Beach returned to First Nation after 170 years following Canada legal battle | Canada

170 years after being taken off the reserve by accidentally, he will return to a first nation in Canada. The land sandy lane is more than two miles, but still led to a major war, claiming that a nearby town is a preface for property rights in the country.
The Supreme Court of Canada said on Thursday that the South Bruce Peninsula, who objected to the decision of a lower court’s reserve that the reserve of the Saugeen First Country was wrong than promised, would not be a challenge from the town of South Bruce Peninsula.
In his application to the highest court of the country, the town warned that a victory for the first nation will face the risk of sowing uncertainty and unpredictable in the center of Canada’s private land holding system ”. Instead of the lawyers of the first nation, the case is the right interpretation of an agreement and the limits of the first nations reserve within the scope of this agreement.
In the center of the fight, a popular beach with tourists who travel 140 miles from Toronto in the summer months to enjoy the light blue waters of Lake Huron.
Saugeen First Nation has claimed that the official map of his reserves for decades has been misrepresented by a 1.5 -mile beach promised under the Crown and 1854 Treaty.
In 2014, after the first nation, a ceasefire looked and acknowledged that Saugeen would hold titles on the land and that the beach would be ruled by the Saugeen and the Municipal Assembly. Federal and state governments also promised the municipality to pay $ 5 million ($ 3.6 million) to balance some of the beach costs.
However, during the municipal elections that year, the mayor candidates promised to break the agreement, pushed the land allegations to the courts – and later cost the community for millions of legal wages.
Two years ago, the first Ulus Muzaffer appeared and their victory was approved at the Ontario Court of Appeals. Earlier this year, the big sign that invited visitors to the Sauble Beach was changed to Saugeen Beach – “IMPORTANT AND long time more breeding action” By the first nation.
For the municipal and private landowners, lawyers framing the previous court victories as a precedent determination for Saugeen, which claimed that they lacked real estate to solve a treaty case in Canada.
“The importance of these questions cannot be exaggerated,” he says. “They strike to the heart of Canada’s constitutional order, and they will focus more and more due to the allegations of indigenous land they are moving in the courts for the next decade.”
Nuri Frame, a lawyer representing the first country, said the case was much narrower in the scope.

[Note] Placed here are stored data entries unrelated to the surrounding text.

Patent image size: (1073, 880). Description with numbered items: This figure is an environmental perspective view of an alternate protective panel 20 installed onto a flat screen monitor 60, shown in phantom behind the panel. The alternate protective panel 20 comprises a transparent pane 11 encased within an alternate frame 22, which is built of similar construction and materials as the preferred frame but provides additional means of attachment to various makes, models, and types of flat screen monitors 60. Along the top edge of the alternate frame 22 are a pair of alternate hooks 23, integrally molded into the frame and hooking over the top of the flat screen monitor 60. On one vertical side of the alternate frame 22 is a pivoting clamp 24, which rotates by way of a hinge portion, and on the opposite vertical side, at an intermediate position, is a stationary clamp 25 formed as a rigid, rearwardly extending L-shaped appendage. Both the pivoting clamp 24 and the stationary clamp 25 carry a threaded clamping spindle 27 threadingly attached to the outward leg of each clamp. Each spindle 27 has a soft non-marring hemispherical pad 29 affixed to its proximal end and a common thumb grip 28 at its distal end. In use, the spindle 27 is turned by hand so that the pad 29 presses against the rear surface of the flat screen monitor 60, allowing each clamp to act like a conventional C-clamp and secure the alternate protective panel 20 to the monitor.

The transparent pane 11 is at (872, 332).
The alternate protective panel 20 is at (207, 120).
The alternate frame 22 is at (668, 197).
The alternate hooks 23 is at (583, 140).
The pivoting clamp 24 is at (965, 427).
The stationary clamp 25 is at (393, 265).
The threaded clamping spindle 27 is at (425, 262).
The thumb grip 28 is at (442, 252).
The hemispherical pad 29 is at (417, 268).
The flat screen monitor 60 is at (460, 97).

“We are talking about a very special, very sensitive reserve land parcel left aside for Sugeen. The crown could not properly examine and limit it in the 19th century. The language of this special treaty, the scope of this special reserve, the scope of this special reserve and the relationship between this special nation and crown, he said.
“In this country, there is a large, long -standing case -law organ that recognizes the interest of the indigenous people in the reserve territory and has a role in confidence in the protection and protection of these certain lands.
After another court decision in the Western Canada, the case comes in the midst of manually compressed on private property rights in Canada, which is called the longest trial in the history of the country.
In early August, the British Columbia Supreme Court said that the Cowichan tribes from Vancouver Island had established the title of Aborigin, and that they had a village to fish in the summer, up to 800 acres of land in the south of Vancouver.
Although the court did not decide against private landowners, the federal government in the city and the region has determined that the government was “flawed and invalid”. Although there is no loss of property to landowners, in power Started a wave of anxiety.
What makes the case uniquely and a little clear, Frame said that the first nation reserve and treaty were contrary to historical values.
“The confederation and the historical treaties entered between 1921 have promised to create only one reserve, and a formula to create a reserve, for example, how many acres per person or family, and then a surveyor goes out and pulls a map,” he said. “There are many, very few agreements that do what Sedgeen has done in Canada, which says that the reserve will go here here.”